Research Projects

Working in close collaboration with our industrial partners RaSpect, we are developing AI and foundation model driven apprach to assess infrastructure defects from drone captured images. The methodology developed represents a significant improvement in applicability across a diverse range of communities and robustness over annotation noises, enabling foundational vision models (e.g., Segment Anything Model) to specialize in crack segmentation with minimal cost.

Tropical cyclones (TC) have caused significant financial losses and jeopardized the lives of millions of people who live along the world's coastlines. With rising coastal population and climate change, the coastal community worldwide is becoming more vulnerable to TCs.

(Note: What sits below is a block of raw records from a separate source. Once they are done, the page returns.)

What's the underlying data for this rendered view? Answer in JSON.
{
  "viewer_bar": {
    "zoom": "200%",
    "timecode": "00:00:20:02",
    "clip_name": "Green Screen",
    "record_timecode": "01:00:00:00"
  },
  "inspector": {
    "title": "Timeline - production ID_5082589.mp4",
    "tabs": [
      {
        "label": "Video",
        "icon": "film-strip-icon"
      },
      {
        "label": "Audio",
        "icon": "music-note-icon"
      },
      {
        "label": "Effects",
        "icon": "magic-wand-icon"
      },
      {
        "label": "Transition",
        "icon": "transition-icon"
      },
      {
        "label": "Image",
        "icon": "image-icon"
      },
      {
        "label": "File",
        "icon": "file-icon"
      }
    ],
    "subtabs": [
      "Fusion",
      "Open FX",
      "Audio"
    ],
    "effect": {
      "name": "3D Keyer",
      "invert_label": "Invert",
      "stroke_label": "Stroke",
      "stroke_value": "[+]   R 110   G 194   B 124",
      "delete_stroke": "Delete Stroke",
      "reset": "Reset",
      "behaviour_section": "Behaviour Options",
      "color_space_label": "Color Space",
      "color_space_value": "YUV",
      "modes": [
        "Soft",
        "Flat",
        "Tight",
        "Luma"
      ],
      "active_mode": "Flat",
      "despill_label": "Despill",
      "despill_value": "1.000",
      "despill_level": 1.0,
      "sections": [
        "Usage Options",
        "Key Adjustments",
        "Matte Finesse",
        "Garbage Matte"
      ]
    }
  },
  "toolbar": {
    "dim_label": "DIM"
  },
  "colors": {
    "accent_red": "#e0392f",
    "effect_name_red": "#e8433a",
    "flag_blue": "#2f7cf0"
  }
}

We aim to develop a family of innovative techniques to rapidly and accurately account for uncertainties into the TC storm surge risk, empowered by neural-parameterized techniques that could be accelerated on state-of-the-art GPU computing platforms.

We explore how UQ methods can enhance AI models by rigorously assessing the confidence in their predictions and improving their robustness, particularly when dealing with noisy, incomplete, or novel data. Concurrently, we leverage powerful AI techniques, such as deep learning and surrogate modeling, to tackle the computational challenges often associated with traditional UQ methods, making complex uncertainty analysis more feasible. Ultimately, this project aims to develop next-generation AI systems that are not only accurate but also reliable and trustworthy, capable of quantifying their own uncertainties for safer and more informed decision-making in complex real-world applications.

This research focuses on developing and applying Physics-informed Machine Learning (PiML) techniques to improve the modeling of wave energy systems. By embedding fundamental physical laws directly into the machine learning model's architecture and training process, we aim to overcome the limitations of both traditional, computationally expensive numerical simulations and purely data-driven approaches which may lack physical consistency or require vast datasets. The goal is to create accurate, computationally efficient, and physically consistent surrogate models for predicting wave interactions with energy converters, power takeoff dynamics, and overall energy yield, ultimately accelerating the design, optimization, and control of wave energy technologies.